Handhaving door Autoriteit Consument en Markt
Een aantal reacties betrof de prioritering van de Autoriteit Consument en Markt ten aanzien van de behandeling van klachten. De Autoriteit Consument en Markt beschikt bij de uitvoering van deze taak over ruimte om te kiezen welke handhavingsonderzoeken wanneer worden opgestart. De Autoriteit Consument en Markt kan vaststellen dat er onvoldoende grond is om gevolg te geven aan een klacht. Ook administratieve prioriteiten kunnen tot die conclusie leiden.
Voor wat betreft de vraag of het begrip «redelijke termijn» in artikel 8, leden drie, vier en vijf, concreet ingevuld kan worden, wordt er verwezen naar het bepaalde over beslistermijnen in paragraaf 4.1.3.1 van de Algemene wet bestuursrecht. Daaruit volgt dat de beslistermijn in beginsel na uiterlijk acht weken verstreken zal zijn.
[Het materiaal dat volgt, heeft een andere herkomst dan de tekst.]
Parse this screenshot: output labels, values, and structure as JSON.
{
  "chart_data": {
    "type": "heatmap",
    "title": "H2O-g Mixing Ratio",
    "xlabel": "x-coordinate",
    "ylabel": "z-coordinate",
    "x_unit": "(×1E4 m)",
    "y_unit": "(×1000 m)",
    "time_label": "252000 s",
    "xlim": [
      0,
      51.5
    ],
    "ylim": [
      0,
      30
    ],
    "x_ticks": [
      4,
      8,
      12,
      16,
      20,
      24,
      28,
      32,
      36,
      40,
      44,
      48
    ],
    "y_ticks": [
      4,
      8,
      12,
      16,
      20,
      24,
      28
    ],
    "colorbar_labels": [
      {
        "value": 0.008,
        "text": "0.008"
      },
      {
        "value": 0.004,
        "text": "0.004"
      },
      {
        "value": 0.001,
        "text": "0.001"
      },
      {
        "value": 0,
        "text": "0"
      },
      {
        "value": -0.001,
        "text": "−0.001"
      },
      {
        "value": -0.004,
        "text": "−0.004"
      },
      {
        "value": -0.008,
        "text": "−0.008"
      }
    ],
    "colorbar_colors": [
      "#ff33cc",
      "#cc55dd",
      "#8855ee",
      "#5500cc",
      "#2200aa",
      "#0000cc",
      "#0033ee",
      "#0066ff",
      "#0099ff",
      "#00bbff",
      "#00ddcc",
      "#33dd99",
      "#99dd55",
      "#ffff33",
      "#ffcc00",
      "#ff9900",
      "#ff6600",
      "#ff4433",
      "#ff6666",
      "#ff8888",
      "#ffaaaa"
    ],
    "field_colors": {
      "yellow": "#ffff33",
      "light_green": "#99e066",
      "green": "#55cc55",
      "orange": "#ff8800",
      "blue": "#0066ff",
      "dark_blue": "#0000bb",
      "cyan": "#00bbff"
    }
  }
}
Grensoverschrijdende handhavingsverzoeken
Meerdere partijen hebben gevraagd naar de mogelijkheden om het verbod op oneerlijke handelspraktijken te handhaven in grensoverschrijdende situaties. Hiervoor geldt dat het buitenlandse leveranciers (ook van buiten de EU) vrij staat om in Nederland een handhavingsverzoek te doen tegen een afnemer die gevestigd is in Nederland. Leveranciers in een andere lidstaat kunnen zich echter ook richten tot hun eigen nationale handhavingsautoriteit(en). Andersom kunnen in Nederland gevestigde leveranciers bij de Autoriteit Consument en Markt ook meldingen doen met betrekking tot oneerlijke handelspraktijken door afnemers in andere lidstaten. Artikel 7, derde lid, van het wetsvoorstel maakt het voor de Autoriteit Consument en Markt mogelijk om in het geval van grensoverschrijdende handhavingsverzoeken samen te werken met handhavingsautoriteiten in andere lidstaten.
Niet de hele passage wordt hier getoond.